About The Project
The Tla’amin-Simon Fraser University
Archaeology and Heritage Stewardship Program

    The Tla’amin-Simon Fraser University Archaeology and Stewardship Program is a community-based, participant-driven exploration of what archaeology can do. We are learning how archaeological sites, perspectives, practices, and data can be employed in land and place histories, in revitalizing ecosystems and stewardship traditions, and in intercultural reconciliation. We are seeking to create conditions that promote Indigenous control over heritage and destiny.
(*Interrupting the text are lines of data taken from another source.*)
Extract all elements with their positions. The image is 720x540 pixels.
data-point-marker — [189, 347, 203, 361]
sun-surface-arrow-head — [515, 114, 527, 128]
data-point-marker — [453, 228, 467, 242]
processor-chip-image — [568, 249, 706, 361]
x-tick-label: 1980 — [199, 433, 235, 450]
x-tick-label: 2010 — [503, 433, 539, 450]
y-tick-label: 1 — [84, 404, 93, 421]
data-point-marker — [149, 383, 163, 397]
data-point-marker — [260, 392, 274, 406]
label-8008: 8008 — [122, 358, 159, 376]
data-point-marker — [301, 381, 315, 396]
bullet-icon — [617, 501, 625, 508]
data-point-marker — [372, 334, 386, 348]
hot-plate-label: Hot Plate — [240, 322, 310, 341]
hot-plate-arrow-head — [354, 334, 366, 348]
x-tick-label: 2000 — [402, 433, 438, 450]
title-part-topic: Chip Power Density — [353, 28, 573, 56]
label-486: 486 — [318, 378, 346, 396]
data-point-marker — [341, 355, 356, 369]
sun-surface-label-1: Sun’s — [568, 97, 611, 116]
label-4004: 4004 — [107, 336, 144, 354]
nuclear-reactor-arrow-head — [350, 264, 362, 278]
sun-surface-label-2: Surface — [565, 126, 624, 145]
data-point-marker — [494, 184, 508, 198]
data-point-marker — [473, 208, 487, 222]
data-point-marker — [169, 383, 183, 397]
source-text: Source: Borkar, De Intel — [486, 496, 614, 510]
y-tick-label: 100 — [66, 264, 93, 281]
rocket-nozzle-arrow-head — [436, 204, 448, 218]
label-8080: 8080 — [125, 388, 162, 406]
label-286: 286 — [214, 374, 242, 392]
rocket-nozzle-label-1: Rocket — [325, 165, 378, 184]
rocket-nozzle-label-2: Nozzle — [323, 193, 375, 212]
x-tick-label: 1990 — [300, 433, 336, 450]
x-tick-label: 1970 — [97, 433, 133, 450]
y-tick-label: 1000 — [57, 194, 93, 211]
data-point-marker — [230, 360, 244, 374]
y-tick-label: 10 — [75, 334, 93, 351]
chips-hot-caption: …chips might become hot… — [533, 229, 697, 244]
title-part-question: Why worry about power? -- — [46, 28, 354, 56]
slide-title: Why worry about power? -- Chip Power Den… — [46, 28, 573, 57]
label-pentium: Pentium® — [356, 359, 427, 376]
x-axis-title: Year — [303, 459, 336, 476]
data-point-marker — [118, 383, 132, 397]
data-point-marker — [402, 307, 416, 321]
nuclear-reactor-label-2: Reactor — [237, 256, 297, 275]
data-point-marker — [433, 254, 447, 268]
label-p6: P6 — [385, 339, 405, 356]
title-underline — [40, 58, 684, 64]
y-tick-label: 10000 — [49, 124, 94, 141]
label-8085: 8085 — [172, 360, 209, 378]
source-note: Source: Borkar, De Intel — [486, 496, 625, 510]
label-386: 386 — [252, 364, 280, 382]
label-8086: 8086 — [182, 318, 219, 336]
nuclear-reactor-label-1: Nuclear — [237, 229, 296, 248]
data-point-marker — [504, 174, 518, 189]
    Operating since 2007 under the authorities of a Sliammon Band Council resolution, BC Archaeology Branch Permits, and SFU Research Ethics Board approvals, the Program includes seven-week, for-credit field schools, coupled with diverse research and outreach initiatives to create unprecedented opportunities for integrated regional study of Tla’amin oral traditions and archaeological and archival materials. Building upon a baseline commitment to a mutually beneficial, open-agenda partnership, the Program is fostering relationships and yielding information pertaining to ancient and recent Tla’amin sites and landscapes. As laboratory analysis proceeds, we will continue to work with the Tla’amin Treaty Society, Tla’amin Health, and others to maximize and harmonize overlap between program objectives, Tla’amin interests and needs, and broader goals of making the world a better and healthier place for future generations. The Sliammon Band Council voted unanimously to authorize and support the field school through 2013.

Overarching Program Goals
    Exchanges of information, ideologies, and methodologies relating to cultural and environmental heritage stewardship have led to the identification of six Program goals:

  1. To sustain collaborations between Tla’amin First Nation, the SFU Department of Archaeology, and other partners;
  2. To explore and enhance knowledge about Tla’amin lands and heritage through heritage site and object identification, documentation, and investigation;
  3. To train Tla’amin youth and SFU students in archaeology and heritage stewardship;
  4. To increase awareness and knowledge about Tla’amin history both within the Tla’amin community and in regional, academic, and resource management communities;
  5. To facilitate exchanges of information and experience among Tla’amin Elders, youth, and SFU;
  6. To advance to Tla’amin goals of self-governance, self-determination, and self-representation.
    We are committed to continual, collaborative Program planning to develop personnel, data bases, and tools appropriate to the long-term stewardship of Tla’amin cultural and biophysical heritage.